The Unaccountability Machine by Dan Davies is a fantastic book, which argues that people create these models because if you can reduce decision-making to an algorithm, or a formula, or a process, or a procedure, you avoid the risk of blame. Computer says no, effectively.

Instinctively, people love to codify things, and make them numerical, and turn them into optimization problems with a single right answer. Because the second you acknowledge ambiguity, you now have to exercise choice. If you can pretend there’s no ambiguity, then you haven’t made a decision, you can’t be blamed, you can’t be held responsible. And what’s the first thing you remove if you want to remove ambiguity from a model? You remove human psychology, because human psychology, particularly around time, is massively ambiguous.”

The whole talk is full of blinding insights about human behaviour, contrary to popular perception.

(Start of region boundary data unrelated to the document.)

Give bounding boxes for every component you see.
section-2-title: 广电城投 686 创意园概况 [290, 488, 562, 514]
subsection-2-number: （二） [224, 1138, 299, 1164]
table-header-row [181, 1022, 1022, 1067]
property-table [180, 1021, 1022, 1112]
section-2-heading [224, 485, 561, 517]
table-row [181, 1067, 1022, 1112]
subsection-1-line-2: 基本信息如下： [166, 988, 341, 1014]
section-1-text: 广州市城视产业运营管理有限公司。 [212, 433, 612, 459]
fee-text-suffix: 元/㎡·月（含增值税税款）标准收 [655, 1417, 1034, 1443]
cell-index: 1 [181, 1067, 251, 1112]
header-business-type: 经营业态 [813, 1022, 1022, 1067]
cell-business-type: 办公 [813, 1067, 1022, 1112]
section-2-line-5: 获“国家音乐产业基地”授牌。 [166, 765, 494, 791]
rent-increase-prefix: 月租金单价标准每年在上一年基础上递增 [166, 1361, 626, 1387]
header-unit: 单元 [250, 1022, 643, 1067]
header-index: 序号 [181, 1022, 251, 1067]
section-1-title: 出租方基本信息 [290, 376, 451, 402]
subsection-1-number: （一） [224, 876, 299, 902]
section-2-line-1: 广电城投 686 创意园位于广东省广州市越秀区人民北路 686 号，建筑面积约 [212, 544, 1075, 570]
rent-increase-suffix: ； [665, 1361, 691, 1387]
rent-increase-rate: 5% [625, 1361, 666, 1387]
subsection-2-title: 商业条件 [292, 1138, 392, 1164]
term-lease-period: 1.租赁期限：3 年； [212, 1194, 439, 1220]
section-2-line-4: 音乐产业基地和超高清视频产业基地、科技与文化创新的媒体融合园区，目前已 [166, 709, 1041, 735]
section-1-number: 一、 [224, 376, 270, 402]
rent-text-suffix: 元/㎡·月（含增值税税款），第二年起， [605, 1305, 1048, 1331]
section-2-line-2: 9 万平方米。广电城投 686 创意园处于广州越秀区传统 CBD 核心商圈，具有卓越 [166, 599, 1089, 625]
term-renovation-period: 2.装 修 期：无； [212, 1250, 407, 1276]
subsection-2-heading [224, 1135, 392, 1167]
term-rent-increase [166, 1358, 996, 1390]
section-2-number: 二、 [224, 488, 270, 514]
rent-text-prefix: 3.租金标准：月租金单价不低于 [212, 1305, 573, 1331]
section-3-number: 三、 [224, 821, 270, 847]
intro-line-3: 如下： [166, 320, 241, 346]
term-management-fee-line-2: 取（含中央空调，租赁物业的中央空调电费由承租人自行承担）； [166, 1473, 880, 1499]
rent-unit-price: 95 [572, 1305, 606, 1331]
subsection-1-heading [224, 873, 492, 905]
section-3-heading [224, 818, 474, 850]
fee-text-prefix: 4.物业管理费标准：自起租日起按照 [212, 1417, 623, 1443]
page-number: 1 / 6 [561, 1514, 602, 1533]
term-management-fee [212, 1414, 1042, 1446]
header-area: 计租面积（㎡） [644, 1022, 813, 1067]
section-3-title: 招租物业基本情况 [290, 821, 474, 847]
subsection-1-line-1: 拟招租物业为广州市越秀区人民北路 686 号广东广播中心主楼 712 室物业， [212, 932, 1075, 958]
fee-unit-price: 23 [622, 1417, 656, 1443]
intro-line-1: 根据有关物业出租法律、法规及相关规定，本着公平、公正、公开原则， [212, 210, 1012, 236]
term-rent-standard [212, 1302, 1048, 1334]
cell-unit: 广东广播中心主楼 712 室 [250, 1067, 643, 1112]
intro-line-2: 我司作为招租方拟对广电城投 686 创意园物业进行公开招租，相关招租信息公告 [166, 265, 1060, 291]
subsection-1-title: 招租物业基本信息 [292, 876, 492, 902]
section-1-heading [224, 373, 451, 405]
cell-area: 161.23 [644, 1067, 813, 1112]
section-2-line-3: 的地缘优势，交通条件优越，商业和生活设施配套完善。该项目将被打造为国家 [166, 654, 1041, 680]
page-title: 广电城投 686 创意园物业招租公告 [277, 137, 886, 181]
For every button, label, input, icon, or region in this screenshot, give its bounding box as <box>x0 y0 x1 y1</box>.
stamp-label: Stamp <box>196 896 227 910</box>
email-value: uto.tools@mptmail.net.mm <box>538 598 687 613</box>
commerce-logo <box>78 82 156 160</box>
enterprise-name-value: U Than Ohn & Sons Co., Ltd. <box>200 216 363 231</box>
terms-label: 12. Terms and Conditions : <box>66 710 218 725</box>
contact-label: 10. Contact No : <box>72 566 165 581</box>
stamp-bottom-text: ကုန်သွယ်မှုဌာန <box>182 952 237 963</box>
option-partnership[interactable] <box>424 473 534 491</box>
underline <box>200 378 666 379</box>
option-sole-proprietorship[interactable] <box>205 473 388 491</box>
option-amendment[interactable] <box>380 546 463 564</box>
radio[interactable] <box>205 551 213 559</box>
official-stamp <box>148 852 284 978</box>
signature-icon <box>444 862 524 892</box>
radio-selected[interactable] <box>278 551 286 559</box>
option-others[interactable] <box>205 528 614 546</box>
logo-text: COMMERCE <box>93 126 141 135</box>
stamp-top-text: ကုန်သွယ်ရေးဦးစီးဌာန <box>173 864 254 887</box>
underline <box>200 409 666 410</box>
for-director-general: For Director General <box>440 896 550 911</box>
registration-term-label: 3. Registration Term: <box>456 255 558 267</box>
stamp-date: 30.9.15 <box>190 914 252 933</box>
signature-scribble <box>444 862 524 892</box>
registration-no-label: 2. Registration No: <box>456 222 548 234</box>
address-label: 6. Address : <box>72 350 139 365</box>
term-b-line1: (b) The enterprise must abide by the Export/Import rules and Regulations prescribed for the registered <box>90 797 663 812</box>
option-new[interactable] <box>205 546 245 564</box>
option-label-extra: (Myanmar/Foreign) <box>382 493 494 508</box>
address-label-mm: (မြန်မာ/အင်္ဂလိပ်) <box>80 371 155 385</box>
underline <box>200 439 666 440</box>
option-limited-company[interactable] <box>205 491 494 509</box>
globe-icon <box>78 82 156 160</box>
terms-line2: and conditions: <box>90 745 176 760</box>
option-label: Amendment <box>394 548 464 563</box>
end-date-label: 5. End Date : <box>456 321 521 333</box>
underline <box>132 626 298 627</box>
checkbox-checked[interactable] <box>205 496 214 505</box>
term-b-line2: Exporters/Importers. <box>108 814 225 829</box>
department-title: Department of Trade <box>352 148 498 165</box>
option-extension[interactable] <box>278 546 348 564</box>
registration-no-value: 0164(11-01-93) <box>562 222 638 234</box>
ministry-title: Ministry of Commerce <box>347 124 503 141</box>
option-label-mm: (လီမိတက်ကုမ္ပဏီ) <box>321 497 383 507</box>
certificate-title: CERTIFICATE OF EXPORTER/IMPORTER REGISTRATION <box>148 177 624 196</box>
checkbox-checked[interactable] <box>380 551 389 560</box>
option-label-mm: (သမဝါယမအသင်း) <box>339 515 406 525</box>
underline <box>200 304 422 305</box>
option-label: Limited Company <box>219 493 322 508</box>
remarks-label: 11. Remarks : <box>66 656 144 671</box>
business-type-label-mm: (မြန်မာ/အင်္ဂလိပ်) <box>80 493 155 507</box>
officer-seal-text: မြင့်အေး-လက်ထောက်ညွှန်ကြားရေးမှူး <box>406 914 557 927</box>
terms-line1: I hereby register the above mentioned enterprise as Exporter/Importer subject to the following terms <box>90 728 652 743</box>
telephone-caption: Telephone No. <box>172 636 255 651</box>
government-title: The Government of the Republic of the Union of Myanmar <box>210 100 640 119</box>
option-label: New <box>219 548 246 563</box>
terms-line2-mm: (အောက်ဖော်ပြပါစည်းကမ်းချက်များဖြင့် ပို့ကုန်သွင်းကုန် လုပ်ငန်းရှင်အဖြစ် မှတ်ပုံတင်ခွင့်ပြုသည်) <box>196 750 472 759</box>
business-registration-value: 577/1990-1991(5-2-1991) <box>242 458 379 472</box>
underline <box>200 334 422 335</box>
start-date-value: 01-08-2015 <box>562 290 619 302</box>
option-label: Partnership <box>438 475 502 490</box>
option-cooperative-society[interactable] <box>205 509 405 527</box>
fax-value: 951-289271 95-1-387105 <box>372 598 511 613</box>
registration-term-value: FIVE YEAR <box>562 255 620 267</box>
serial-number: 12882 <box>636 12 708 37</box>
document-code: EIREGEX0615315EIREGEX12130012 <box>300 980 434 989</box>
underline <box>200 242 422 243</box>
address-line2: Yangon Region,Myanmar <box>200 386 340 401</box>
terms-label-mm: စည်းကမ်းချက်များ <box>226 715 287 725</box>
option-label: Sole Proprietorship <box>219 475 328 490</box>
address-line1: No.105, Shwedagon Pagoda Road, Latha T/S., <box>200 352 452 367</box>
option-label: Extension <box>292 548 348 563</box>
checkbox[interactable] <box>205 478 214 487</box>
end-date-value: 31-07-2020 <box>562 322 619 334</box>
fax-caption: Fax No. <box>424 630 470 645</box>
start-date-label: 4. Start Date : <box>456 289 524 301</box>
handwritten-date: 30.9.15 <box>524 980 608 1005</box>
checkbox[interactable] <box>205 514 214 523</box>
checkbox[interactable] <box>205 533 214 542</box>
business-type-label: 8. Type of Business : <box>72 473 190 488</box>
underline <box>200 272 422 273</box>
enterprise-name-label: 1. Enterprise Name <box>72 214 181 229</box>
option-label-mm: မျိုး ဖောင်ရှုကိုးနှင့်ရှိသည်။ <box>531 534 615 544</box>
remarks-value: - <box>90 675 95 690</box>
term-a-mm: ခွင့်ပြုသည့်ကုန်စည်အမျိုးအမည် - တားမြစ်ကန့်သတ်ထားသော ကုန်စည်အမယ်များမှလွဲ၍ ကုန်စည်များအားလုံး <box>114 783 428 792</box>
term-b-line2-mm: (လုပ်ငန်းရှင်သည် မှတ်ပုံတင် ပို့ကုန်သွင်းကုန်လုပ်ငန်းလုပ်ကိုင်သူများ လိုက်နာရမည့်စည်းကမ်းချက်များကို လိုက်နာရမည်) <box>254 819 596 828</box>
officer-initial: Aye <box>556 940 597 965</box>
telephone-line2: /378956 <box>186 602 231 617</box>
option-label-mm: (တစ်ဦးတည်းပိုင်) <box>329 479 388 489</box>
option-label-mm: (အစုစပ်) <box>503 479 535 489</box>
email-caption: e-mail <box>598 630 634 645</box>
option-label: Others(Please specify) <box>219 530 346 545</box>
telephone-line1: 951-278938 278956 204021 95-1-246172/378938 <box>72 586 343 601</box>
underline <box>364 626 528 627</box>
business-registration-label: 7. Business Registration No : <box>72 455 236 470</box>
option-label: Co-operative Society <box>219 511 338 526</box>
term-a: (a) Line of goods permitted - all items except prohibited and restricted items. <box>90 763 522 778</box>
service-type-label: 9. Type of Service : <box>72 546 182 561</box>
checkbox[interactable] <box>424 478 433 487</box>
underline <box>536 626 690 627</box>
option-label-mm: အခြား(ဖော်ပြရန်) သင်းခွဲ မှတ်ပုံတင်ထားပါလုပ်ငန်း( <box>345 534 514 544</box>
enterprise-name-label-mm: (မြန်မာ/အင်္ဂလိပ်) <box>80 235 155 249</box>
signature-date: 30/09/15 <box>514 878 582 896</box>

In conclusion, he says: “I think there are things in life that you want to telescope and compress and accelerate and streamline and make more efficient. And there are things where the value is precisely in the inefficiency, in the time spent, in the pain endured, in the effort you have to invest. And I don’t think we’re going to differentiate between those things. ..

The general assumption driven by these optimization models is always that faster is better. I think there are things we need to deliberately and consciously slow down for our own sanity and for our own productivity. If we don’t ask that question about what those things are, I think we’ll get things terribly, terribly wrong.”